Tout dernier point enfin, parce que j'ai vu les critiques qui étaient émises parfois dans la presse pour dire que l'Europe, qui s'engage désormais dans une compétition sur les lanceurs, qui valide la soutenabilité du programme Ariane 6 qui se rassemble autour de l'Allemagne, de la France et de l'Italie pour défendre son ambition spatiale, conserve également une ambition en matière d'exploration, avec notamment un programme d'achat de services de cargo spatial, c'est-à-dire un cargo réutilisable qui permettra d'amener en orbite basse du fret et des passagers et de revenir sur terre.
L'Europe garde donc une ambition en matière d'exploration spatiale. Elle ne limite pas son ambition aux lanceurs et aux satellites. Elle a aussi vocation à rester une grande puissance en matière d'exploration de l'espace.

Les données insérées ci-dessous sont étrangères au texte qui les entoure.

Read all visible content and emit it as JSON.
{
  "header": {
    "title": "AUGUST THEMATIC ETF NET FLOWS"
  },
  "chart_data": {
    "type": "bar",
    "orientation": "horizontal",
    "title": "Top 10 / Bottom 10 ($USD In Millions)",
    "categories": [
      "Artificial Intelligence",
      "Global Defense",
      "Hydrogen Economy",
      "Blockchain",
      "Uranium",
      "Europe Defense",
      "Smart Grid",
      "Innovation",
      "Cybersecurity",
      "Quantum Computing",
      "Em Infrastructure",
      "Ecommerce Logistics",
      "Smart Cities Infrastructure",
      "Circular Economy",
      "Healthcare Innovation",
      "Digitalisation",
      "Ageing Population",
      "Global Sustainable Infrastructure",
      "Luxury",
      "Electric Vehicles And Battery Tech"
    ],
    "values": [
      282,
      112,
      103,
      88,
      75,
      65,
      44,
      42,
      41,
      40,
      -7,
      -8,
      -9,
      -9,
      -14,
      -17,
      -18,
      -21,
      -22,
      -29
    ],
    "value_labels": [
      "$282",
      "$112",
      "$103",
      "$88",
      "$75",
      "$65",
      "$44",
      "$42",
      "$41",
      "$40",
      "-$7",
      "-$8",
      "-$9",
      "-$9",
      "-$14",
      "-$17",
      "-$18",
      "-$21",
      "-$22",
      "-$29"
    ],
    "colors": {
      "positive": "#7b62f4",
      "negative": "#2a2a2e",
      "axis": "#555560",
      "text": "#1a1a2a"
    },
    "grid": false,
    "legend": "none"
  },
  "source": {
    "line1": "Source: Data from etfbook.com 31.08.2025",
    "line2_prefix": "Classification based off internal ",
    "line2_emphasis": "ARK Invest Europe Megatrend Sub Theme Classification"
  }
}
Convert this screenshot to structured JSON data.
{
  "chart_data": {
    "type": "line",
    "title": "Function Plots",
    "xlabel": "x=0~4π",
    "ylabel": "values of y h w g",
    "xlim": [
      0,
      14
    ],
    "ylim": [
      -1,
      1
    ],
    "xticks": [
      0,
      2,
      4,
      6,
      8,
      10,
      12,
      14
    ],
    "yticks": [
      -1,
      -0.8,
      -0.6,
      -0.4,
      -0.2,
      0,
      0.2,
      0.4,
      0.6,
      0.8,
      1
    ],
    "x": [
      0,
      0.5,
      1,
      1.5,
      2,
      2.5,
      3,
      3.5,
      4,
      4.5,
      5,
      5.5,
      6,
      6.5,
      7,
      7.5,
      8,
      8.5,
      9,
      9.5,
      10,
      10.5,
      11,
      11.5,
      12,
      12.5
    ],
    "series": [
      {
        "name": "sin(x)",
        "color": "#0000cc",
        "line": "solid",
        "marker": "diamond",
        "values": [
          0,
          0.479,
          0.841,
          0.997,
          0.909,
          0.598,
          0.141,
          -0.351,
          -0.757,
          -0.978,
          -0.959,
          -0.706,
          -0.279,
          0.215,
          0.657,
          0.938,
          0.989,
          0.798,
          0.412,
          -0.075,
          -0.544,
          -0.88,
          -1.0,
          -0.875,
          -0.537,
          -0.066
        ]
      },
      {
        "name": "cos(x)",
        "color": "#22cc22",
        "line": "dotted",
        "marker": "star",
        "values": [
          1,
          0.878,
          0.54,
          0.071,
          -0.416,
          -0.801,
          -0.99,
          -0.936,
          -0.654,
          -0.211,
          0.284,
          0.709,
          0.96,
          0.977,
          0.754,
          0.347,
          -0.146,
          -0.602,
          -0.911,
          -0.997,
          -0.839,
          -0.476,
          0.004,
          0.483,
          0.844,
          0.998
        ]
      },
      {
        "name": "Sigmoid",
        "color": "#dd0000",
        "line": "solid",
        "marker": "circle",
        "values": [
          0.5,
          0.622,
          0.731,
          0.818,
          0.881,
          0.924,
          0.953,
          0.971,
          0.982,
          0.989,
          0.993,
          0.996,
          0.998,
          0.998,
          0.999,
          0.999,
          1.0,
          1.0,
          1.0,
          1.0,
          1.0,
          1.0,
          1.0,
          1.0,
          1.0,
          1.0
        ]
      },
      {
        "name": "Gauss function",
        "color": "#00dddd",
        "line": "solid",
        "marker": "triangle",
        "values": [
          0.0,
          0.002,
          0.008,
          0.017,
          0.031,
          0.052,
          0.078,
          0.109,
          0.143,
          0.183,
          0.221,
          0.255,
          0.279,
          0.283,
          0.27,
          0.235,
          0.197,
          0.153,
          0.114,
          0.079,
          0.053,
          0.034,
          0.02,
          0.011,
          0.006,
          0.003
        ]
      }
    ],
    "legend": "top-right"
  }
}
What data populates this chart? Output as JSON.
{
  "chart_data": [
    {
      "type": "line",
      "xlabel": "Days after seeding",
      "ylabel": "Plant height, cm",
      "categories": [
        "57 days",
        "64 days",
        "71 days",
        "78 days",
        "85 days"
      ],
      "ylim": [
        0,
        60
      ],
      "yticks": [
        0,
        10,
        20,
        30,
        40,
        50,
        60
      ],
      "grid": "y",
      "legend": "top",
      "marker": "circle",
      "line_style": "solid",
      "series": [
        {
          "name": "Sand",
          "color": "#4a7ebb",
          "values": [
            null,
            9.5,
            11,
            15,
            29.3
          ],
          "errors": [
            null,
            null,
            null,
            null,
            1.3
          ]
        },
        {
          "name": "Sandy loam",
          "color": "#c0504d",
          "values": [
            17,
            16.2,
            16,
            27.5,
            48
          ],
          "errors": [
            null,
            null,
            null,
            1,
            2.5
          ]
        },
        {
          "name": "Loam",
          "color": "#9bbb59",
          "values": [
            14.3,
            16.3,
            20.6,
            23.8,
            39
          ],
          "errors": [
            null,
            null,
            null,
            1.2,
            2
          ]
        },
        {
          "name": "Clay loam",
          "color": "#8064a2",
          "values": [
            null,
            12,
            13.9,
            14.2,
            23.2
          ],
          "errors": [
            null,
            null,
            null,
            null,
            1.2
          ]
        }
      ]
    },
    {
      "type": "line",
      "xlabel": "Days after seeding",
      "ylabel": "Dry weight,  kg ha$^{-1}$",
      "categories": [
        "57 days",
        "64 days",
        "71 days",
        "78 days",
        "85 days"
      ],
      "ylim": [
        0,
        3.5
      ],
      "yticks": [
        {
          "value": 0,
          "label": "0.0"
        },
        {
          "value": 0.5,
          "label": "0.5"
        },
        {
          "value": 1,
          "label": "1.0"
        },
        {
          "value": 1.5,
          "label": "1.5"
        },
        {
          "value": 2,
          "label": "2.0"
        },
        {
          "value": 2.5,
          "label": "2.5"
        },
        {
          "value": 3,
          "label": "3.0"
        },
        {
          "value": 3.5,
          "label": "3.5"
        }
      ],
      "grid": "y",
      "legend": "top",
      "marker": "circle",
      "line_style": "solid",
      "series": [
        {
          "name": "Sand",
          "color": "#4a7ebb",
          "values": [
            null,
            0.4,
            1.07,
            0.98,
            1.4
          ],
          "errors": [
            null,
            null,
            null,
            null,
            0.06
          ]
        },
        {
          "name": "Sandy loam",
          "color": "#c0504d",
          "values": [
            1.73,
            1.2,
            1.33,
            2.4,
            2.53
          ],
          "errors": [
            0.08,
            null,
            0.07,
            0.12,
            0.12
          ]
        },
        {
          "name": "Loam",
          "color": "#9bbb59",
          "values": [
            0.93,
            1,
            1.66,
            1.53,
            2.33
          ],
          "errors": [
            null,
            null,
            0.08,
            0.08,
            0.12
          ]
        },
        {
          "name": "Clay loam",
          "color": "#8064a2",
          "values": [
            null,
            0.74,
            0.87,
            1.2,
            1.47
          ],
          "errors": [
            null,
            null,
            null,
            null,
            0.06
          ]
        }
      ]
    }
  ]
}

En conclusion, j'ai beaucoup vu que l'Europe des lanceurs risquait d'être en crise. Il sort toujours quelque chose de neuf et de positif de la crise que nous avons connue au cours des derniers mois, des échanges parfois difficiles, longs, que nous avons eus avec nos partenaires, sort aujourd'hui une nouvelle ambition spatiale européenne pour le XXIe siècle, avec un lanceur lourd dont le financement et les technologies sont validés. Ariane 6 avec une compétition pour les futurs lanceurs, avec un pas de tir reconnu de classe mondiale sur le site de Kourou, et enfin, une ambition intacte en matière d'exploration spatiale. C'est donc, je crois une excellente nouvelle pour l'Europe de l'espace et pour tous ceux qui croient qu'une partie de l'avenir de l'humanité se joue dans les étoiles.